Accolay Jean-Baptiste

Accolay Jean-Baptiste Sheet Music

  • Born: 17th April 1833
  • Died: 19th August 1900
  • Birthplace: Brussels, Belgium

Jean-Baptiste Accolay was a Belgian violin teacher, violinist, conductor, and composer of the romantic period. His best-known composition is his one-movement student concerto in A minor. It was written in 1868, originally for violin and orchestra. Accolay is said to have been born in Brussels and died in Bruges. However, there is skepticism about Accolay's real existence, as there is neither any documentation as to where he lived or taught, nor any record of him by contemporaries.
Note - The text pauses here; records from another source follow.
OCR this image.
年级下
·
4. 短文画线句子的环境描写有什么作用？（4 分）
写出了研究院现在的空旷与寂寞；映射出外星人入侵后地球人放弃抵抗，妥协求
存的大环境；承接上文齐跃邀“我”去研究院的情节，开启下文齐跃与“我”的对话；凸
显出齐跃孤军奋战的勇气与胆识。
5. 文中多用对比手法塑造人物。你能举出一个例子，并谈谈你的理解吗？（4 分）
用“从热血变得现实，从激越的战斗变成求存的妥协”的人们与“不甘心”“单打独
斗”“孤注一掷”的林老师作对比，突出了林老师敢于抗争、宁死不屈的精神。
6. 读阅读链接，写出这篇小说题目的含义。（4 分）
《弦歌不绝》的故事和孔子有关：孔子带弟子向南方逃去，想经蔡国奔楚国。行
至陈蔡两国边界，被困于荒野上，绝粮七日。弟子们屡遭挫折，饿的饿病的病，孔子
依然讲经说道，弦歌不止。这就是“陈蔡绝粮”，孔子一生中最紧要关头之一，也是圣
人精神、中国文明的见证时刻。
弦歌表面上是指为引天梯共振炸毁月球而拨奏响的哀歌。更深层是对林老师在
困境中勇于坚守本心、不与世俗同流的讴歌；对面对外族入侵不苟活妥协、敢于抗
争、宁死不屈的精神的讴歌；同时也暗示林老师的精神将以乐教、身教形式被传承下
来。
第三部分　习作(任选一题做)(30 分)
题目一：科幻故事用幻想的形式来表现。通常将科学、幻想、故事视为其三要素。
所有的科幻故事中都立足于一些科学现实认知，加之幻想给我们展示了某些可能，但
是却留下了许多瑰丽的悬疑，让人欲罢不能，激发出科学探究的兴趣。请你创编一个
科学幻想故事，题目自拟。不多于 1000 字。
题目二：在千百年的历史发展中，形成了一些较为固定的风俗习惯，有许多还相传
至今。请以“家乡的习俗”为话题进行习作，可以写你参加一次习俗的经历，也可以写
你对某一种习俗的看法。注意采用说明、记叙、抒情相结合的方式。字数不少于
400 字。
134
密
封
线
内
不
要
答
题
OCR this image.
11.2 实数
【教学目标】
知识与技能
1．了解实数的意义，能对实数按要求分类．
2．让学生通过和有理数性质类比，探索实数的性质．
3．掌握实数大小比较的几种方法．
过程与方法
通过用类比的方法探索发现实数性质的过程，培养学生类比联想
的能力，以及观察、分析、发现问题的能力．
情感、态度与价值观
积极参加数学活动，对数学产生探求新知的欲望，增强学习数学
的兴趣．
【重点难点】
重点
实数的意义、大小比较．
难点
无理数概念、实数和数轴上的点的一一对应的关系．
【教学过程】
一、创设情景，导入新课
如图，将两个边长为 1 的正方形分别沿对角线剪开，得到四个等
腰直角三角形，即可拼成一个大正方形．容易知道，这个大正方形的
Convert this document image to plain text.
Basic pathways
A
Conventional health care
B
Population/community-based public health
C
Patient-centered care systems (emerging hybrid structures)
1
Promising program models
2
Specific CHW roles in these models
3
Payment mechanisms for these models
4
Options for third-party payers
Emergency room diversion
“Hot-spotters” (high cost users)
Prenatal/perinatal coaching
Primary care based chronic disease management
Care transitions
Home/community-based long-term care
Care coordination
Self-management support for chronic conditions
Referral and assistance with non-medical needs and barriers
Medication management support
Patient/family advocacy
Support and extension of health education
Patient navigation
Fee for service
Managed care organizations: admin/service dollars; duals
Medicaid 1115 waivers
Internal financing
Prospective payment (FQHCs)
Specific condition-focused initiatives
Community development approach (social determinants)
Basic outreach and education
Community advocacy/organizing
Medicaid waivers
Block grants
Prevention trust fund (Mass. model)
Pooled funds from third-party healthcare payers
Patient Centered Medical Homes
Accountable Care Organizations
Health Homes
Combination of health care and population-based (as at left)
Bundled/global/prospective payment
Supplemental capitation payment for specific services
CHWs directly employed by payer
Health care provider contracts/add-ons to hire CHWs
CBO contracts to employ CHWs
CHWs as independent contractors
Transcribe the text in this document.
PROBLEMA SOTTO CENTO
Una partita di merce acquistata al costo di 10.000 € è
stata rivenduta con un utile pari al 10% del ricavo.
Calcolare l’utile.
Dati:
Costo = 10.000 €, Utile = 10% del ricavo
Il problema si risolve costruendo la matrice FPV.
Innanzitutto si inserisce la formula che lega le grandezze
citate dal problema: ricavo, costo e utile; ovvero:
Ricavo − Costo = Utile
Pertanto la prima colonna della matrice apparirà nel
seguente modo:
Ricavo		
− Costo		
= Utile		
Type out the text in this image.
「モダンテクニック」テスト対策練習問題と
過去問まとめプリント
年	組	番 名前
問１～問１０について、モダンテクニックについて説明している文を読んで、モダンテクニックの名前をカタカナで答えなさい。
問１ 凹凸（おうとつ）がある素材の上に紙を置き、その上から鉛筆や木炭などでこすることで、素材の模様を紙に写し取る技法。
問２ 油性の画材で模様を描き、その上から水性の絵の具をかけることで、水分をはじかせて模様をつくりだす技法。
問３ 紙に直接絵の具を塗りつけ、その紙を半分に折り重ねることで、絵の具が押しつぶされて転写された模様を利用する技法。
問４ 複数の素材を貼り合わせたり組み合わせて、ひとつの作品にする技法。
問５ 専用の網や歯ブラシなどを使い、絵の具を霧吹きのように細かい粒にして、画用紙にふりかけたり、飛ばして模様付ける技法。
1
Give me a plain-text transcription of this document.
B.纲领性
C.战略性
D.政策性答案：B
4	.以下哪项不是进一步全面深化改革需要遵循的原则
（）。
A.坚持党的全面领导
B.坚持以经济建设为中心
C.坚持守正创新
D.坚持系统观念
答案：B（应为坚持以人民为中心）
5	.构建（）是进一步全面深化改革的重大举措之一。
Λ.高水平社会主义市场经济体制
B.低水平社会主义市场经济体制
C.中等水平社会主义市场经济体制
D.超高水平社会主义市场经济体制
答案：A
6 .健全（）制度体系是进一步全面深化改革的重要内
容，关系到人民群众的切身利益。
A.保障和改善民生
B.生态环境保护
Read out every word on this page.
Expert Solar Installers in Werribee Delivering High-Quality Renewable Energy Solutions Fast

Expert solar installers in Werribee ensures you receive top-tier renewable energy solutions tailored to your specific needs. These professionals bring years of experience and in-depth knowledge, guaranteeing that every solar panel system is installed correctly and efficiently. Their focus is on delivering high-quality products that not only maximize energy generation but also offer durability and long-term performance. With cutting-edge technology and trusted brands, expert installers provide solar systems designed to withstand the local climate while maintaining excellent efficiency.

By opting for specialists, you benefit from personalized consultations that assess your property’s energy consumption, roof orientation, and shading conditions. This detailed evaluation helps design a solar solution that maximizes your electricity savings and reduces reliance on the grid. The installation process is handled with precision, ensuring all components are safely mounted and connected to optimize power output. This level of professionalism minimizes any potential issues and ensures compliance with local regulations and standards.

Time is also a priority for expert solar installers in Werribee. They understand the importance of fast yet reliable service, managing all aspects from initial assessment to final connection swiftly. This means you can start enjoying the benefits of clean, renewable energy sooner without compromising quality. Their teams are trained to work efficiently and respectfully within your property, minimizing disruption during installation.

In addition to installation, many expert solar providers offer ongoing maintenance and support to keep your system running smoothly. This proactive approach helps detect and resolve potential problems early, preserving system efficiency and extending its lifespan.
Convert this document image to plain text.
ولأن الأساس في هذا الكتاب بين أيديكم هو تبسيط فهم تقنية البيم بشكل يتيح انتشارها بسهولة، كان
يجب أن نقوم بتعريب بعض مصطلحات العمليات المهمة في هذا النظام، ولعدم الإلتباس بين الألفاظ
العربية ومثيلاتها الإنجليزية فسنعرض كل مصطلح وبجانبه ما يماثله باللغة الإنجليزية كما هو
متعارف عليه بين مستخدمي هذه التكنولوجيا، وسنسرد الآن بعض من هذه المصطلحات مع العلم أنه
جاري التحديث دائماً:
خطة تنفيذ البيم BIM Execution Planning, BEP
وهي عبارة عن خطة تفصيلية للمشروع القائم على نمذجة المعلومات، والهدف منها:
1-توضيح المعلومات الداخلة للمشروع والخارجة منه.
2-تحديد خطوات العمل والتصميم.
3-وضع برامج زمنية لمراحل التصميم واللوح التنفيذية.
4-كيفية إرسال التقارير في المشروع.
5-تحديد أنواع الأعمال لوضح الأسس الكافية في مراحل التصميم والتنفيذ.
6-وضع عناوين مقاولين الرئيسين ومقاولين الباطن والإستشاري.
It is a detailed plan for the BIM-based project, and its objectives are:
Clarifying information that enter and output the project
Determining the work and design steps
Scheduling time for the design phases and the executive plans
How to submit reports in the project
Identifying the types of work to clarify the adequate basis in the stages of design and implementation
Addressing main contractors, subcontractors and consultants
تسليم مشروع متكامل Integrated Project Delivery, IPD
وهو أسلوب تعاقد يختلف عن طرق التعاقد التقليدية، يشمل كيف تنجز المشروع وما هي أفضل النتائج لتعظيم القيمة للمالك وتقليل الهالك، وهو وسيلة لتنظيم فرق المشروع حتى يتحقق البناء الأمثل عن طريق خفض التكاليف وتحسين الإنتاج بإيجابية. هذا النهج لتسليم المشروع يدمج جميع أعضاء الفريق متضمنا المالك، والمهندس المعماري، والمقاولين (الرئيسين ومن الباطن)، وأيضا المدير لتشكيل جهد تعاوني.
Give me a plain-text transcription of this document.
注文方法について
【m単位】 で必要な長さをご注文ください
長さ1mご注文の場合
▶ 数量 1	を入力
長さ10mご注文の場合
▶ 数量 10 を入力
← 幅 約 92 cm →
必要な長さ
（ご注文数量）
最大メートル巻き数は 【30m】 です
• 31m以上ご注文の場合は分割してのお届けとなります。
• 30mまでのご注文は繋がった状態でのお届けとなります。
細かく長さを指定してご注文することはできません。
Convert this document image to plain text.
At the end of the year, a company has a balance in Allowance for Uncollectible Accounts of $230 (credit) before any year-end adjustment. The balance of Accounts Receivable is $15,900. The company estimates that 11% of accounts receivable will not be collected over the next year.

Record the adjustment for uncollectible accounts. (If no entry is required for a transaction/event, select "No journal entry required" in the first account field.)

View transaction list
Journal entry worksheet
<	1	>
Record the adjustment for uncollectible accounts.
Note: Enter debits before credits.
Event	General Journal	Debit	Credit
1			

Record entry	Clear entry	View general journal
It has been hypothesized by some that he was actually an alias of Henri Vieuxtemps, writing his pedagogical pieces under the name Accolay. Accolay's Concerto in A minor has been played by many well-known violinists, including Itzhak Perlman. The liner notes for Perlman's recording of "Concertos from My Childhood" indicate that there are at least "seven works by the long forgotten French violinist and teacher Jean-Baptiste Accolay, whose concertos (including the one in question) were edited for publication by the Walloon virtuoso Mattieu Crickboom, a protégé of Eugène Ysaÿe, and professor at the Royal Conservatory in Brussels." Accolay's Concerto in A minor (1868) is "one of the most enduring of all tutorial violin concertos, it is still regularly studied today. Though its executant demands are slight, this agreeably spontaneous piece highlights one of music's great paradoxes - that expressive power often derives from the simplest of technical means."